The rationale underlying the government contractor defense is easy to understand. Where the government hires a contractor to perform a given task, and specifies the manner in which the task is to be performed, and the contractor is later haled into court to answer for a harm that was caused by the contractor’s compliance with the government’s specifications, the contractor is entitled to the same immunity the government would enjoy, because the contractor is, under those circumstances, effectively acting as an organ of government, without independent discretion. Where, however, the contractor is hired to perform the same task, but is allowed to exercise, discretion in determining how the task should be accomplished, if the manner of performing the task ultimately causes actionable harm to a third party the contractor is not entitled to derivative sovereign immunity, because the harm can be traced, not to the government’s actions or decisions, but to the contractor’s independent decision to perform the task in an unsafe manner. Similarly, where the contractor is hired to perform the task according to precise specifications but fails to comply with those specifications, and the contractor’s deviation from the government specifications actionably harms a third party, the contractor is not entitled to immunity because, again, the harm was not caused by the government’s insistence on a specified manner of performance but rather by the contractor’s failure to act in accordance with the government’s directives.Assuming without deciding that the Ninth Circuit would apply the government contractor defense to the provision of the kinds of services KBR contracted to provide in Iraq under RIO and Task Order 3 […] – analysis of the RIO contract and of Task Order 3 fails to establish that the defendants’ actions alleged to have caused plaintiffs’ injuries were taken in direct compliance with any “reasonably precise” government directive. Quite to the contrary, defendants were contractually obliged to perform an environmental assessment of Qarmat Ali and to report any environmental hazards to the Army Corps of Engineers. Defendants were under no contractual obligation to put their employees or
third parties providing security in connection with defendants’ operations into situations involving the risk of environmental harm, to refrain from requiring employees or third parties to use appropriate protective gear and clothing when placed into such situations, or to withhold material information regarding such risk from persons placed into such situations.Moreover, assuming arguendo that the government’s specifications regarding defendants’ obligations in connection with operations to be performed in an environmentally contaminated worksite were sufficiently precise to trigger the defense, plaintiffs have offered evidence tending to establish that the defendants violated those contractual duties, by failing to report the contamination at Qarmat Ali and by permitting the Oregon National Guard to perform duties at the site without appropriate protective gear.
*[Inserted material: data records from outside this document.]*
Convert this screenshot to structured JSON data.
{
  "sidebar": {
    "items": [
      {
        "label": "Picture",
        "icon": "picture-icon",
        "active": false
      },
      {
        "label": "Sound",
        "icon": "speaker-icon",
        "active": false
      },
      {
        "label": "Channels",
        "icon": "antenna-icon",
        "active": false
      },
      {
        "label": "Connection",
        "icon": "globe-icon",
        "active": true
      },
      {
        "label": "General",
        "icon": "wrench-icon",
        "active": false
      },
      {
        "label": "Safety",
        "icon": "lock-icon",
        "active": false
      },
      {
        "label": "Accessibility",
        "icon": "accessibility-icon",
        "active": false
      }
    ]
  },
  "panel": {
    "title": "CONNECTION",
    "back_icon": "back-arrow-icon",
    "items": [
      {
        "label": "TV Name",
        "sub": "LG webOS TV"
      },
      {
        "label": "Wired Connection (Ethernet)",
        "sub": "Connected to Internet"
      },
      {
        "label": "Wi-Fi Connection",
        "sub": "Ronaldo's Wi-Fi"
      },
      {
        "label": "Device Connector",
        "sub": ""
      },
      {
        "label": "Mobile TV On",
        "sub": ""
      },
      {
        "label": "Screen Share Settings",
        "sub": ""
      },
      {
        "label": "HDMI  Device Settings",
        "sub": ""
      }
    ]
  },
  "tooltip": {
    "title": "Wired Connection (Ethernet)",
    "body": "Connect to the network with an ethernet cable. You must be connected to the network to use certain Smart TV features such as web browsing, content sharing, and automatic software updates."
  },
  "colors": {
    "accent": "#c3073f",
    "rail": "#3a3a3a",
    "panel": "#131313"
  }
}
Because defendants did not conduct operations at Qarmat Ali in accordance with precise government specifications and without independent discretion as to the manner in which the operations were to be performed, defendants are not entitled to the government contractor defense. See Hanford Nuclear, 534 F.3d at 1000. Defendants’ motion to dismiss is therefore denied to the extent premised on the government contractor defense.
In other words, the “we were just following orders” defense is looking even lamer than ever.